Hopefully, you can help me to get an appropriate solution for my problem. Thanks in advance.

pbreheny commented 3 years ago

In terms of code,

  1. I am unable to replicate your result in the sense that I always get the exact same results with the same seed:
    library(ncvreg)
    data(Prostate)
    cvfit1 <- cv.ncvreg(Prostate$X, Prostate$y, seed=1)
    cvfit2 <- cv.ncvreg(Prostate$X, Prostate$y, seed=1)
    cvfit3 <- cv.ncvreg(Prostate$X, Prostate$y, seed=1)
    identical(cvfit1$fold, cvfit2$fold)
    identical(cvfit1$fold, cvfit3$fold)

    What version are you running?

  2. "I am not able to get my code run with filling the option 'fold'"...why not? What error do you see?

In terms of statistical practice:

  1. The maximum number of folds is n, the number of observations. This is known as leave-one-out cross-validation. It is an attractive approach, as you always get the same result (there is only one way of assigning folds, so it is not random). The main reason people don't do it is that one would have to fit the model 2000 times (or whatever n is).
  2. Repeated cross validation is certainly something that people do, but I would say that if you're willing to fit, say, 100-fold cross validation 10 times, then why not just do leave-one-out cross validation?
  3. Fundamentally, the issue is that there is uncertainty about lambda, and a range of values that are consistent with the data. There are many approaches that are reasonable here and result in picking a lambda value that works well. Presumably something like model averaging that accounts for uncertainty in the lambda values would be better, but is more complicated.
Ali777927 commented 3 years ago

Dear Prof. Breheny,

Thank you very much for your detailed answers, I appreciate that a lot.

Regarding the code:

  1. I think I know now why my results were not reproducible, I was using the same seed, but different nfolds. It is then very logical to get different results (like the code below). I am sorry that I didn't make that clear in my post (I had the idea that when I would use the same seed, it should give me the same results). library(ncvreg) data(Prostate) cvfit1 <- cv.ncvreg(Prostate$X, Prostate$y, seed=1, nfolds = 12) cvfit2 <- cv.ncvreg(Prostate$X, Prostate$y, seed=1, nfold = 23) identical(cvfit1$fold, cvfit2$fold)

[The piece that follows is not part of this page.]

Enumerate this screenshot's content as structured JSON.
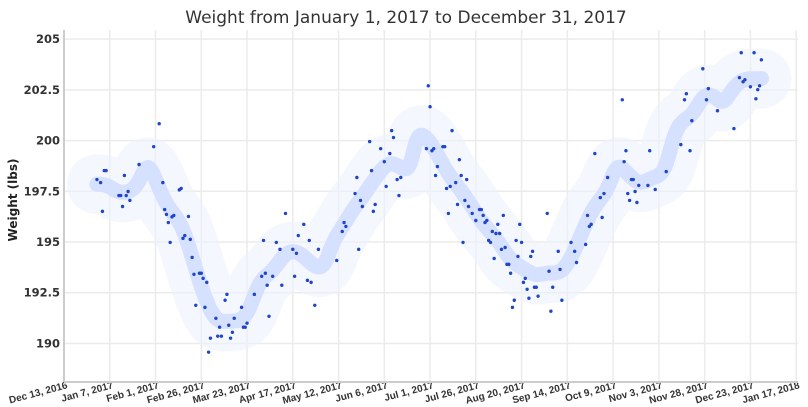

2.Regarding the point of "fold", I am using 3.12.0 version. I get the message "R session aborted" and R stops. I believe that I not writing the code well, I don't fully understand the sentence " Which fold each observation belongs to." and how to adjust the code in that regard. My apologies, I have around one year experience in R with medical background, and I didn't persist to get that done correctly yet (and that is not necessary now, the default option is already nice). I get the aforementioned message when writing the code like this:

cvfit1 <- cv.ncvreg(Prostate$X, Prostate$y, seed=1, fold =3, nfolds = 12)

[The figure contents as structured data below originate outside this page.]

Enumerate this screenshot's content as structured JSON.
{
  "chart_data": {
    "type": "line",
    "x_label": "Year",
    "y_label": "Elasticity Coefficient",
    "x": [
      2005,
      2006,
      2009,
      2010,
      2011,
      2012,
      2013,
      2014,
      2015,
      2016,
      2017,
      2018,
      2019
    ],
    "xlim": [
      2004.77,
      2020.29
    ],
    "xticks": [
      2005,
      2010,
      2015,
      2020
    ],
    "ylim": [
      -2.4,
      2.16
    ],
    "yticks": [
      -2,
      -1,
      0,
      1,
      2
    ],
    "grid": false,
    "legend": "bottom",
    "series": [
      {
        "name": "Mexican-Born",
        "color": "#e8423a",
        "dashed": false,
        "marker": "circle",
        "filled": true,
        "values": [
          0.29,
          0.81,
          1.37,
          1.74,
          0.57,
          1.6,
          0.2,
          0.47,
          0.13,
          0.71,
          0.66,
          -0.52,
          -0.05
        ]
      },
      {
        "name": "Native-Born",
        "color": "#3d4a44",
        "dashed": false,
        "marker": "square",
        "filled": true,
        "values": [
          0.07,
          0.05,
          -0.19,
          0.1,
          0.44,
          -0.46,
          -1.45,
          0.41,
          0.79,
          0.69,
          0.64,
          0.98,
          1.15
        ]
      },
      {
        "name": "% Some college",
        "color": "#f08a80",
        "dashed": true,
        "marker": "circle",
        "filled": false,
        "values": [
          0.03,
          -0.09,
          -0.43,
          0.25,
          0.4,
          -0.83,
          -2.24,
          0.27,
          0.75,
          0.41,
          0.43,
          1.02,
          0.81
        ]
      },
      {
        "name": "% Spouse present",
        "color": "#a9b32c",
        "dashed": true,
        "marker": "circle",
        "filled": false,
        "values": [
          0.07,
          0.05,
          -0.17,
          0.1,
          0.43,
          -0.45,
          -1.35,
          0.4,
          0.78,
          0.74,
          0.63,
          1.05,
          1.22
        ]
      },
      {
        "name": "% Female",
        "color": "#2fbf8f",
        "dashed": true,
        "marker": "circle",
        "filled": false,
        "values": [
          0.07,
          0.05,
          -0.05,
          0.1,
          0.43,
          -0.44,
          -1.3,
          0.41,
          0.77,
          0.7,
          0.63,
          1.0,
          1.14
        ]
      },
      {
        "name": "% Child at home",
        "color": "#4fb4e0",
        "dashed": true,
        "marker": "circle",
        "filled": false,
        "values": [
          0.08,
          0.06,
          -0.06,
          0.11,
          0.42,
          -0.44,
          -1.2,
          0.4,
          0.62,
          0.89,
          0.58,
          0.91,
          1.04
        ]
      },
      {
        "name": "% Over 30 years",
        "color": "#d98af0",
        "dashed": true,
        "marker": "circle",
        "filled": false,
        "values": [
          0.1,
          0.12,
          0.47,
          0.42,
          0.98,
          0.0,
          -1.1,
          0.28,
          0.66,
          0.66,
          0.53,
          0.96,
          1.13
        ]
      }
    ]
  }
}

Regarding the points about nfold, I really appreciate your tips and comments, thank you so much. I finally got the same exact results by using LOOCV. Actually, I read previously about LOOCV but I was hesitant to use it because of the different comments I read on the web about its effects on the variance (they said it increases the variance), although this is debatable (and might not per se apply to the settings where we do CV for tuning parameters).

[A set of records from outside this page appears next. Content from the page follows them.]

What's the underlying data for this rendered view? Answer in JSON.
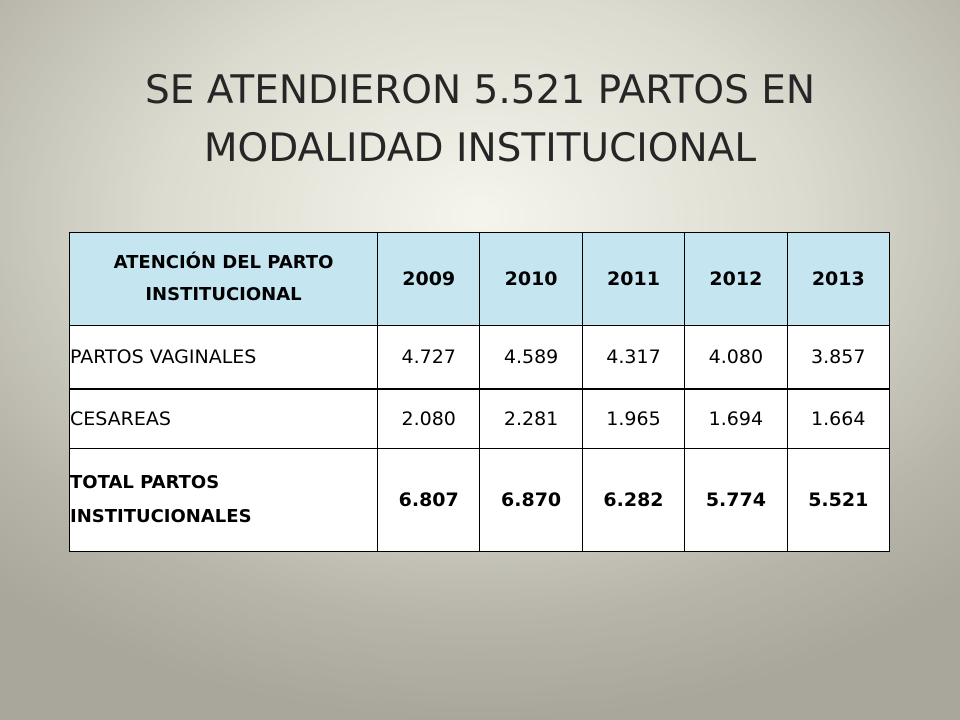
{
  "slide": {
    "title_line1": "SE ATENDIERON 5.521 PARTOS EN",
    "title_line2": "MODALIDAD INSTITUCIONAL"
  },
  "table": {
    "header_label": "ATENCIÓN DEL PARTO\nINSTITUCIONAL",
    "years": [
      "2009",
      "2010",
      "2011",
      "2012",
      "2013"
    ],
    "rows": [
      {
        "label": "PARTOS VAGINALES",
        "values": [
          "4.727",
          "4.589",
          "4.317",
          "4.080",
          "3.857"
        ]
      },
      {
        "label": "CESAREAS",
        "values": [
          "2.080",
          "2.281",
          "1.965",
          "1.694",
          "1.664"
        ]
      },
      {
        "label": "TOTAL PARTOS\nINSTITUCIONALES",
        "values": [
          "6.807",
          "6.870",
          "6.282",
          "5.774",
          "5.521"
        ]
      }
    ]
  },
  "colors": {
    "header_fill": "#c5e6f1",
    "title_text": "#262626"
  }
}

Best wishes (and Happy new year !), Ali

pbreheny commented 3 years ago

The argument fold should be a vector of length n that describes which fold each observation is assigned to. For example, if n=9:

fold = c(1,1,1,2,2,2,3,3,3)

would assign the first three observations to the first fold, and so on. Also, you can look at fit$fold to see how folds were assigned and the argument should look like.

As far as the supposed increase in variance when using LOOCV, yes, this is often claimed, but I have never seen convincing evidence that this is true in general. At best, the statement is an oversimplification.